Although you wouldn’t hear that message from Alan Jones, or 90 per cent of the coverage from News Corp and Sky.
But, as the vice-president of the Australian Nuclear Association told The Guardian earlier this month, nuclear reactors, quote:
“… don’t stack up in the current environment unless you have got some direct government intervention or a carbon price,” …
– The Guardian, 4 June, 2019
And Renew Economy has painted an even bleaker view of why nuclear does not stack up:
Nuclear power exits Australia’s energy debate, enters culture wars.

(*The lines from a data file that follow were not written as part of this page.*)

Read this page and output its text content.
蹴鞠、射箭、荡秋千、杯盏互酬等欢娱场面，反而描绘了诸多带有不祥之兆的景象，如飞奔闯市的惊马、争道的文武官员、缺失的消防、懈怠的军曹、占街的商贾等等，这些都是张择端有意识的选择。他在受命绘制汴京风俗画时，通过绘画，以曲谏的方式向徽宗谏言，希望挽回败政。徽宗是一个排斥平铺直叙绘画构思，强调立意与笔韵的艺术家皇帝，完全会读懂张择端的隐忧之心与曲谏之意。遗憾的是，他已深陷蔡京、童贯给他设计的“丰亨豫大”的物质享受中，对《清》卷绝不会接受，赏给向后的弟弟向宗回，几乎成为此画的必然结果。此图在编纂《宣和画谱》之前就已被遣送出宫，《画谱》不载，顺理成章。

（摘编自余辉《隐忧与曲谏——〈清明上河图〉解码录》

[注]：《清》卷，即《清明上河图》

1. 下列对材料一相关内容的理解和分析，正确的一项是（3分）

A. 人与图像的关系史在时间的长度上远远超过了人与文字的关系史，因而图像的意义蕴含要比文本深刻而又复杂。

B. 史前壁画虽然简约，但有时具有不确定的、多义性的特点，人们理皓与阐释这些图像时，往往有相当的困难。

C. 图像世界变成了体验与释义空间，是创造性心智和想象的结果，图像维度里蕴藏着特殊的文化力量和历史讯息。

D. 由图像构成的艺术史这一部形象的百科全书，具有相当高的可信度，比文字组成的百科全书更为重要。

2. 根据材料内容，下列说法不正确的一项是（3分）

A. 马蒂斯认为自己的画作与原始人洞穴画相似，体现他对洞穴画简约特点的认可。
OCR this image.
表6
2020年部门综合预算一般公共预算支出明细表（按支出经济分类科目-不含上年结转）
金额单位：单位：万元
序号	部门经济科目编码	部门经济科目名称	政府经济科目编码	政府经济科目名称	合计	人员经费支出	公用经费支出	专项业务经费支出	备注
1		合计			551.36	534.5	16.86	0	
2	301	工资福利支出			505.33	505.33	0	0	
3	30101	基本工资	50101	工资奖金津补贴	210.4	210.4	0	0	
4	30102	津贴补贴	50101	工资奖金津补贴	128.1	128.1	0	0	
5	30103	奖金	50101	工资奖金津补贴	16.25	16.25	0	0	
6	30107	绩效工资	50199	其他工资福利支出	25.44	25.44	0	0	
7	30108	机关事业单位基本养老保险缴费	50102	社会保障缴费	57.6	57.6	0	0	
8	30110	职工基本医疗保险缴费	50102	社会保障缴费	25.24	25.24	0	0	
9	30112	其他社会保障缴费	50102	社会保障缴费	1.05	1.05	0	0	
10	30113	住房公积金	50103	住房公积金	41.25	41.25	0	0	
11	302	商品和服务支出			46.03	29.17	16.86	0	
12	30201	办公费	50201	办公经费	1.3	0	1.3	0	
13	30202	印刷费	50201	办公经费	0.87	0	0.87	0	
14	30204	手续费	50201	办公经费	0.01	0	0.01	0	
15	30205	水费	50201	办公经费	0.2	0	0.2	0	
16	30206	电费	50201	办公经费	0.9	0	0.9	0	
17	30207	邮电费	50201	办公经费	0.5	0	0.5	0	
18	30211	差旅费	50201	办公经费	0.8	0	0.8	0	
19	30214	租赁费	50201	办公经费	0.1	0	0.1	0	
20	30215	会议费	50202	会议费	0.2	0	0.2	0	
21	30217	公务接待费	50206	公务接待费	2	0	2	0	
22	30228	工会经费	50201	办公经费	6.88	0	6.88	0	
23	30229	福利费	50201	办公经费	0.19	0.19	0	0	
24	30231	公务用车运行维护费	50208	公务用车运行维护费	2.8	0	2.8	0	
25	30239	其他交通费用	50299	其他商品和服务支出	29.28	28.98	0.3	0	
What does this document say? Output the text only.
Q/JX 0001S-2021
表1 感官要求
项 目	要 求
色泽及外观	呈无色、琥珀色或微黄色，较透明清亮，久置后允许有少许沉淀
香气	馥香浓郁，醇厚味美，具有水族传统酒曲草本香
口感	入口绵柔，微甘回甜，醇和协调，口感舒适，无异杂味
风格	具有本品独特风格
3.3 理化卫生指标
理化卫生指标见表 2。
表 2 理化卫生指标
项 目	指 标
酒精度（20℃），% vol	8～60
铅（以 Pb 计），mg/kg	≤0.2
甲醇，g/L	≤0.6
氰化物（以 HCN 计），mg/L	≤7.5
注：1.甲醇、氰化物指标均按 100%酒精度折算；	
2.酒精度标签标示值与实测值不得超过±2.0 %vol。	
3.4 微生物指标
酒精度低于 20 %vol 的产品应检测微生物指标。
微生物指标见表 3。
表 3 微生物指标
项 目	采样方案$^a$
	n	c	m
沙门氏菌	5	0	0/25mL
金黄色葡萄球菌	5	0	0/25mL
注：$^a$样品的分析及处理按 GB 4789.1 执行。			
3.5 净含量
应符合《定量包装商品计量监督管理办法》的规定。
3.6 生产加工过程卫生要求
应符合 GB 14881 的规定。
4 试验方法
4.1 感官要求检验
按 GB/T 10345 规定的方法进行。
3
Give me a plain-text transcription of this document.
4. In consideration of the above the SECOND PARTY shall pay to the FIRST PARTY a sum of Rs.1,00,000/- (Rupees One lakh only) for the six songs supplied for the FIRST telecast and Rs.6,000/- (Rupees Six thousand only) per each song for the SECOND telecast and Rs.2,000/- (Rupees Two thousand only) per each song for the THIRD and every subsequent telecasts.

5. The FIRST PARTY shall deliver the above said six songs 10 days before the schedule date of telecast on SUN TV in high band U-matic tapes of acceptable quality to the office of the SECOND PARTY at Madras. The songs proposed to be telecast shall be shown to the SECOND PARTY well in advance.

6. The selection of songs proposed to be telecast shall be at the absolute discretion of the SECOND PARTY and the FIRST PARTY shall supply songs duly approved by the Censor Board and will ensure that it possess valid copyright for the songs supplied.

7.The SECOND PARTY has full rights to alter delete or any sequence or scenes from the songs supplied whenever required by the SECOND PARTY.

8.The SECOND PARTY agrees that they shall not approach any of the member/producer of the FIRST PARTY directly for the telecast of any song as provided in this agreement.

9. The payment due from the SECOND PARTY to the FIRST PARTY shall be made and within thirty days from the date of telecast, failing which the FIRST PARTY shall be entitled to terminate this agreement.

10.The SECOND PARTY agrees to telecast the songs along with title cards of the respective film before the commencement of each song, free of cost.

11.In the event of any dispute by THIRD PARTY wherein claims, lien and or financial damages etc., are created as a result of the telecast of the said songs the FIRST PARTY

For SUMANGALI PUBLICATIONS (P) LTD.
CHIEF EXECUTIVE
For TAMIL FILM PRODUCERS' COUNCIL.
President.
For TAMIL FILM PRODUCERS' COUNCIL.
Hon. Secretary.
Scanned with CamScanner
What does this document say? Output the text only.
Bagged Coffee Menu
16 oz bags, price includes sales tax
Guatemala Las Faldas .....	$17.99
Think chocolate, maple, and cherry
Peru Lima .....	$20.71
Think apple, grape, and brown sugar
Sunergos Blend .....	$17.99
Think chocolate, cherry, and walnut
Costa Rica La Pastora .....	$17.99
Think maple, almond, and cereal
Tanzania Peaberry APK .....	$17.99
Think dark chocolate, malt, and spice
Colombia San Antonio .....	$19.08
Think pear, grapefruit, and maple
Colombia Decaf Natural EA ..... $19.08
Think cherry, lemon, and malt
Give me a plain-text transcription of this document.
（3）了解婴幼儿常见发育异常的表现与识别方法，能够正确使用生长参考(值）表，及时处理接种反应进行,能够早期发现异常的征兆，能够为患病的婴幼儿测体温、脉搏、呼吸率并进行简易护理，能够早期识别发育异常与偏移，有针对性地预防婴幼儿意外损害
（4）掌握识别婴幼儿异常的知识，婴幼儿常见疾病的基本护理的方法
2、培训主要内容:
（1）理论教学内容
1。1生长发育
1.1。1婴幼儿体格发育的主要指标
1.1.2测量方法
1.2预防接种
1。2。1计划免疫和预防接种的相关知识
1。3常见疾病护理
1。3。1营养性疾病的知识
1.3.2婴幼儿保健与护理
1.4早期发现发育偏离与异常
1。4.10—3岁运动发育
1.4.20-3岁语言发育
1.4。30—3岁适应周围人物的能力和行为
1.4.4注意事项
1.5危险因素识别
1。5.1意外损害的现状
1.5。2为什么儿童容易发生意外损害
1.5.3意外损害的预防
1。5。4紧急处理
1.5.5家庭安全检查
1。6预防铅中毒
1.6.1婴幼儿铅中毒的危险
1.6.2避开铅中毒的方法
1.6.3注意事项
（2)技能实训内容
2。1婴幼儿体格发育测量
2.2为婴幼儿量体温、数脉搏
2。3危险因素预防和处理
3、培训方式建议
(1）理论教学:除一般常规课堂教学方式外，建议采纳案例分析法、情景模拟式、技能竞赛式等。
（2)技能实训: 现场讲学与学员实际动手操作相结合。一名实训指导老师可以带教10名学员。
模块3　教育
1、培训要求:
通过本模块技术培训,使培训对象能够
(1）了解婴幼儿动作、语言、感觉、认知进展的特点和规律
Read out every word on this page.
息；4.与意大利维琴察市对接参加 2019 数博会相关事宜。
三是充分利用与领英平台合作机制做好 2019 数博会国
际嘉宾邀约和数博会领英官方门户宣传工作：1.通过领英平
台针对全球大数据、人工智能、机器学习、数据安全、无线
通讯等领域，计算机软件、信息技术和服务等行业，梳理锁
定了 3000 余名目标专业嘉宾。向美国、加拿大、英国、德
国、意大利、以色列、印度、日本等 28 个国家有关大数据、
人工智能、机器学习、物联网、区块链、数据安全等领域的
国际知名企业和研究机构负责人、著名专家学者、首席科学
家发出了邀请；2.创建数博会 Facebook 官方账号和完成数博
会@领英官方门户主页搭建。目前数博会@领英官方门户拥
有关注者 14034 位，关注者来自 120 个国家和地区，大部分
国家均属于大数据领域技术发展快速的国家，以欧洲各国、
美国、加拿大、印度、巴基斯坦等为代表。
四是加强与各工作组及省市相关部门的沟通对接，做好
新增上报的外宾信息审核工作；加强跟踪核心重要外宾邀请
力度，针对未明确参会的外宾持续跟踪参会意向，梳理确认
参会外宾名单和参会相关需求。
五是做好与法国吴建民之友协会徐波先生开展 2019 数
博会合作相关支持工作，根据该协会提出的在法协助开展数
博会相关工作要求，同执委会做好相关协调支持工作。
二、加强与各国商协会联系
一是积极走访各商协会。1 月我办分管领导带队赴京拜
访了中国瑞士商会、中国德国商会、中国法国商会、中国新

– Renew Economy, 13 June, 2019
Admittedly written by an opponent of nuclear power, the analysis by Dr Jim Green chronicles a shocking recent history of abandoned nuclear projects, massive cost increases and huge delays in construction.
But it also cites estimates from Lazard, the investment bank, from November last year, showing the “levelized cost of nuclear power at $112 to $189 per Megawatt hour” is now four or five times higher than onshore wind or large scale solar.
So, was any of this examined by News Corp, Sky or Alan Jones on 2GB? Answer, no.
Which is remarkable, given that they normally spend so much of their time talking about rising power prices. And so much of their time accusing others of lack of balance.
And that’s disappointing, because we need a proper energy debate — but on the evidence.